Koo, Bummo; Yu, Xiaoqun; Lee, Seunghee; Yang, Sumin; Kim, Dongkwon; Xiong, Shuping; Kim, Youngho.
Afiliação
  • Koo B; Department of Biomedical Engineering, Yonsei University, Wonju 26493, Republic of Korea.
  • Yu X; Department of Industrial Design, School of Mechanical Engineering, Southeast University, Nanjing 211189, China.
  • Lee S; Department of Biomedical Engineering, Yonsei University, Wonju 26493, Republic of Korea.
  • Yang S; Department of Biomedical Engineering, Yonsei University, Wonju 26493, Republic of Korea.
  • Kim D; Department of Biomedical Engineering, Yonsei University, Wonju 26493, Republic of Korea.
  • Xiong S; Department of Industrial and Systems Engineering, Korea Advanced Institute of Science and Technology (KAIST), Daejeon 34141, Republic of Korea.
  • Kim Y; Department of Biomedical Engineering, Yonsei University, Wonju 26493, Republic of Korea.
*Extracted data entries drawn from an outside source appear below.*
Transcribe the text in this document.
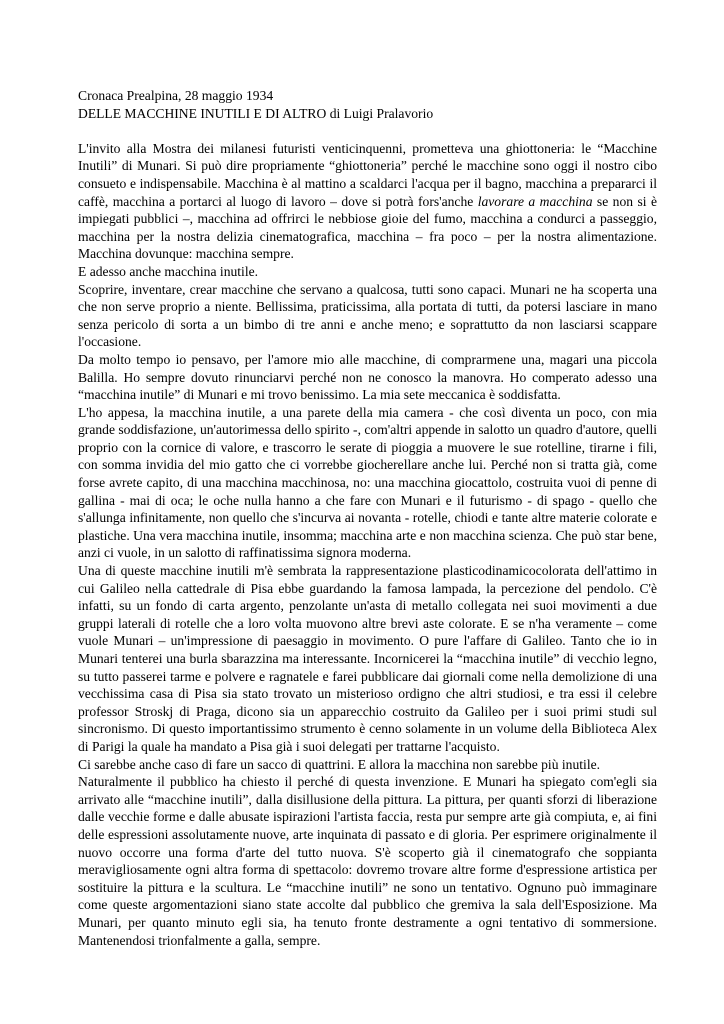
Cronaca Prealpina, 28 maggio 1934

DELLE MACCHINE INUTILI E DI ALTRO di Luigi Pralavorio

L'invito alla Mostra dei milanesi futuristi venticinquenni, prometteva una ghiottoneria: le “Macchine Inutili” di Munari. Si può dire propriamente “ghiottoneria” perché le macchine sono oggi il nostro cibo consueto e indispensabile. Macchina è al mattino a scaldarci l'acqua per il bagno, macchina a prepararci il caffè, macchina a portarci al luogo di lavoro – dove si potrà fors'anche lavorare a macchina se non si è impiegati pubblici –, macchina ad offrirci le nebbiose gioie del fumo, macchina a condurci a passeggio, macchina per la nostra delizia cinematografica, macchina – fra poco – per la nostra alimentazione. Macchina dovunque: macchina sempre.

E adesso anche macchina inutile.

Scoprire, inventare, crear macchine che servano a qualcosa, tutti sono capaci. Munari ne ha scoperta una che non serve proprio a niente. Bellissima, praticissima, alla portata di tutti, da potersi lasciare in mano senza pericolo di sorta a un bimbo di tre anni e anche meno; e soprattutto da non lasciarsi scappare l'occasione.

Da molto tempo io pensavo, per l'amore mio alle macchine, di comprarmene una, magari una piccola Balilla. Ho sempre dovuto rinunciarvi perché non ne conosco la manovra. Ho comperato adesso una “macchina inutile” di Munari e mi trovo benissimo. La mia sete meccanica è soddisfatta.

L'ho appesa, la macchina inutile, a una parete della mia camera - che così diventa un poco, con mia grande soddisfazione, un'autorimessa dello spirito -, com'altri appende in salotto un quadro d'autore, quelli proprio con la cornice di valore, e trascorro le serate di pioggia a muovere le sue rotelline, tirarne i fili, con somma invidia del mio gatto che ci vorrebbe giocherellare anche lui. Perché non si tratta già, come forse avrete capito, di una macchina macchinosa, no: una macchina giocattolo, costruita vuoi di penne di gallina - mai di oca; le oche nulla hanno a che fare con Munari e il futurismo - di spago - quello che s'allunga infinitamente, non quello che s'incurva ai novanta - rotelle, chiodi e tante altre materie colorate e plastiche. Una vera macchina inutile, insomma; macchina arte e non macchina scienza. Che può star bene, anzi ci vuole, in un salotto di raffinatissima signora moderna.

Una di queste macchine inutili m'è sembrata la rappresentazione plasticodinamicocolorata dell'attimo in cui Galileo nella cattedrale di Pisa ebbe guardando la famosa lampada, la percezione del pendolo. C'è infatti, su un fondo di carta argento, penzolante un'asta di metallo collegata nei suoi movimenti a due gruppi laterali di rotelle che a loro volta muovono altre brevi aste colorate. E se n'ha veramente – come vuole Munari – un'impressione di paesaggio in movimento. O pure l'affare di Galileo. Tanto che io in Munari tenterei una burla sbarazzina ma interessante. Incornicerei la “macchina inutile” di vecchio legno, su tutto passerei tarme e polvere e ragnatele e farei pubblicare dai giornali come nella demolizione di una vecchissima casa di Pisa sia stato trovato un misterioso ordigno che altri studiosi, e tra essi il celebre professor Stroskj di Praga, dicono sia un apparecchio costruito da Galileo per i suoi primi studi sul sincronismo. Di questo importantissimo strumento è cenno solamente in un volume della Biblioteca Alex di Parigi la quale ha mandato a Pisa già i suoi delegati per trattarne l'acquisto.

Ci sarebbe anche caso di fare un sacco di quattrini. E allora la macchina non sarebbe più inutile.

Naturalmente il pubblico ha chiesto il perché di questa invenzione. E Munari ha spiegato com'egli sia arrivato alle “macchine inutili”, dalla disillusione della pittura. La pittura, per quanti sforzi di liberazione dalle vecchie forme e dalle abusate ispirazioni l'artista faccia, resta pur sempre arte già compiuta, e, ai fini delle espressioni assolutamente nuove, arte inquinata di passato e di gloria. Per esprimere originalmente il nuovo occorre una forma d'arte del tutto nuova. S'è scoperto già il cinematografo che soppianta meravigliosamente ogni altra forma di spettacolo: dovremo trovare altre forme d'espressione artistica per sostituire la pittura e la scultura. Le “macchine inutili” ne sono un tentativo. Ognuno può immaginare come queste argomentazioni siano state accolte dal pubblico che gremiva la sala dell'Esposizione. Ma Munari, per quanto minuto egli sia, ha tenuto fronte destramente a ogni tentativo di sommersione. Mantenendosi trionfalmente a galla, sempre.
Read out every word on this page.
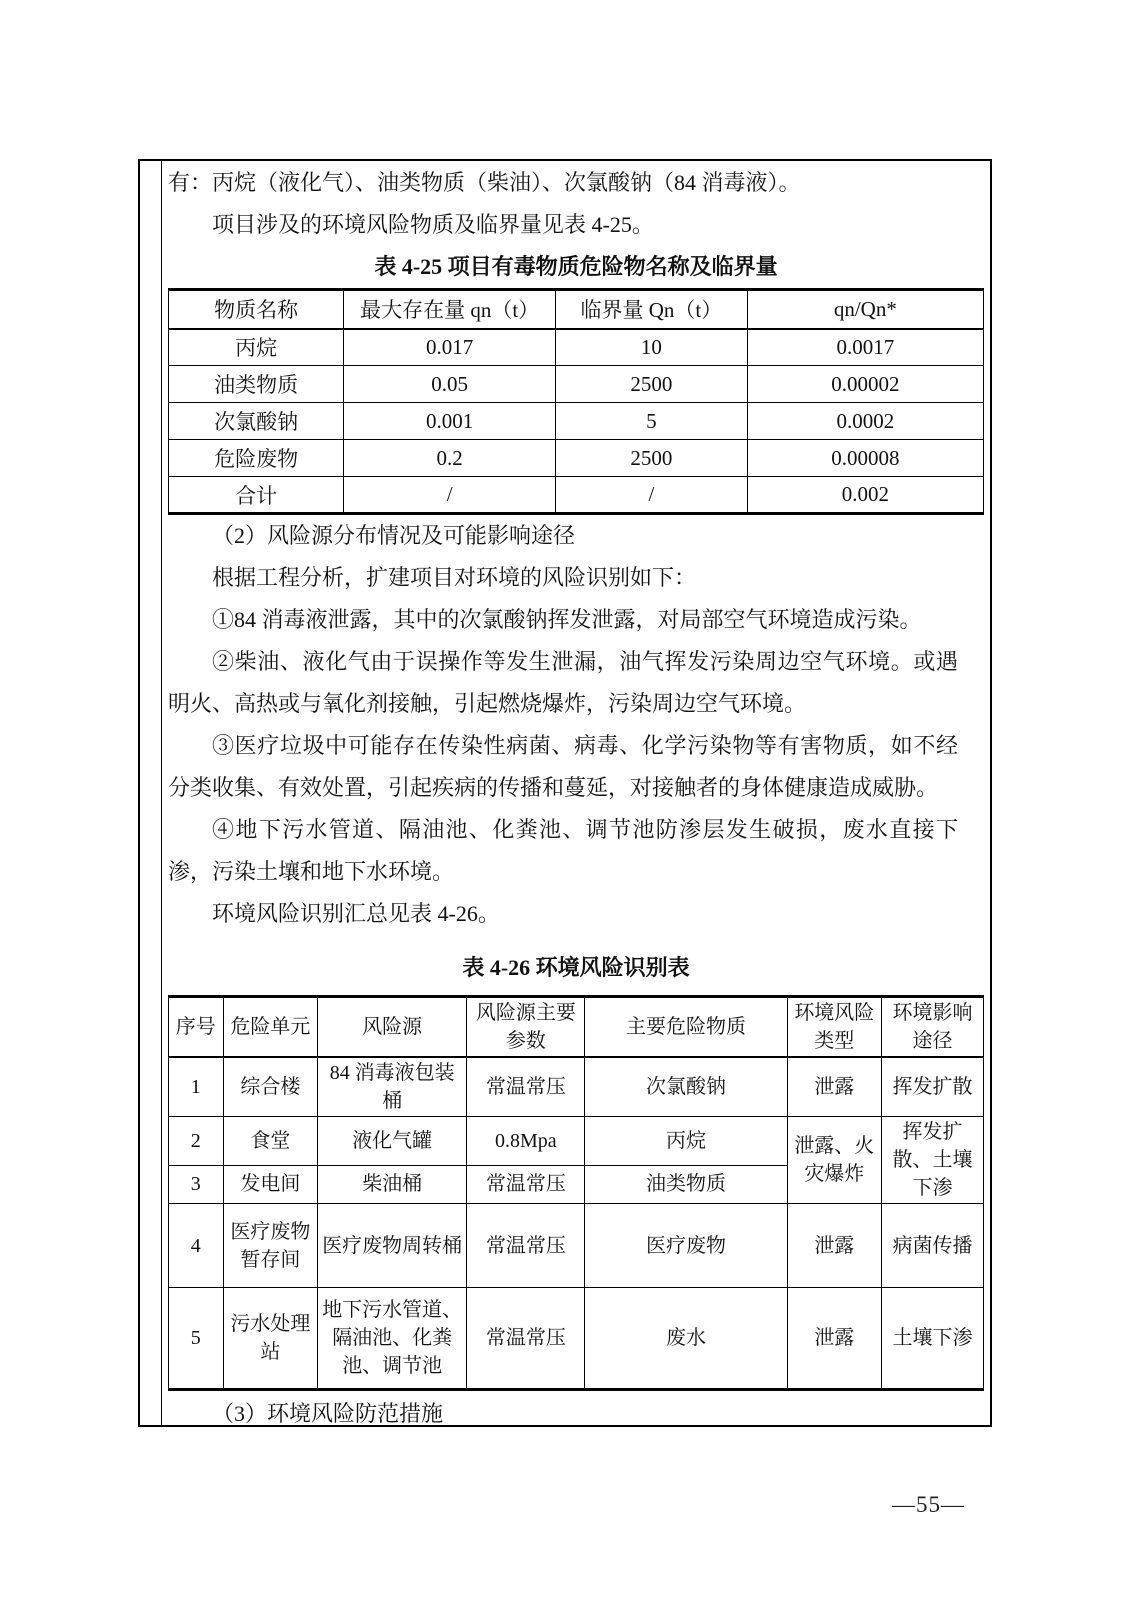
有：丙烷（液化气）、油类物质（柴油）、次氯酸钠（84 消毒液）。

项目涉及的环境风险物质及临界量见表 4-25。

表 4-25 项目有毒物质危险物名称及临界量
物质名称	最大存在量 qn（t）	临界量 Qn（t）	qn/Qn*
丙烷	0.017	10	0.0017
油类物质	0.05	2500	0.00002
次氯酸钠	0.001	5	0.0002
危险废物	0.2	2500	0.00008
合计	/	/	0.002

（2）风险源分布情况及可能影响途径

根据工程分析，扩建项目对环境的风险识别如下：

①84 消毒液泄露，其中的次氯酸钠挥发泄露，对局部空气环境造成污染。

②柴油、液化气由于误操作等发生泄漏，油气挥发污染周边空气环境。或遇明火、高热或与氧化剂接触，引起燃烧爆炸，污染周边空气环境。

③医疗垃圾中可能存在传染性病菌、病毒、化学污染物等有害物质，如不经分类收集、有效处置，引起疾病的传播和蔓延，对接触者的身体健康造成威胁。

④地下污水管道、隔油池、化粪池、调节池防渗层发生破损，废水直接下渗，污染土壤和地下水环境。

环境风险识别汇总见表 4-26。

表 4-26 环境风险识别表
序号	危险单元	风险源	风险源主要参数	主要危险物质	环境风险类型	环境影响途径
1	综合楼	84 消毒液包装桶	常温常压	次氯酸钠	泄露	挥发扩散
2	食堂	液化气罐	0.8Mpa	丙烷	泄露、火灾爆炸	挥发扩散、土壤下渗
3	发电间	柴油桶	常温常压	油类物质		
4	医疗废物暂存间	医疗废物周转桶	常温常压	医疗废物	泄露	病菌传播
5	污水处理站	地下污水管道、隔油池、化粪池、调节池	常温常压	废水	泄露	土壤下渗

（3）环境风险防范措施

—55—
Sensors (Basel) ; 23(20)2023 Oct 14.
Article em En | MEDLINE | ID: mdl-37896552
ABSTRACT
Falls represent a significant health concern for the elderly. While studies on deep learning-based preimpact fall detection have been conducted to mitigate fall-related injuries, additional efforts are needed for embedding in microcomputer units (MCUs). In this study, ConvLSTM, the state-of-the-art model, was benchmarked, and we attempted to lightweight it by leveraging features from image-classification models VGGNet and ResNet while maintaining performance for wearable airbags. The models were developed and evaluated using data from young subjects in the KFall public dataset based on an inertial measurement unit (IMU), leading to the proposal of TinyFallNet based on ResNet. Despite exhibiting higher accuracy (97.37% < 98.00%) than the benchmarked ConvLSTM, the proposed model requires lower memory (1.58 MB > 0.70 MB). Additionally, data on the elderly from the fall data of the FARSEEING dataset and activities of daily living (ADLs) data of the KFall dataset were analyzed for algorithm validation. This study demonstrated the applicability of image-classification models to preimpact fall detection using IMU and showed that additional tuning for lightweighting is possible due to the different data types. This research is expected to contribute to the lightweighting of deep learning models based on IMU and the development of applications based on IMU data.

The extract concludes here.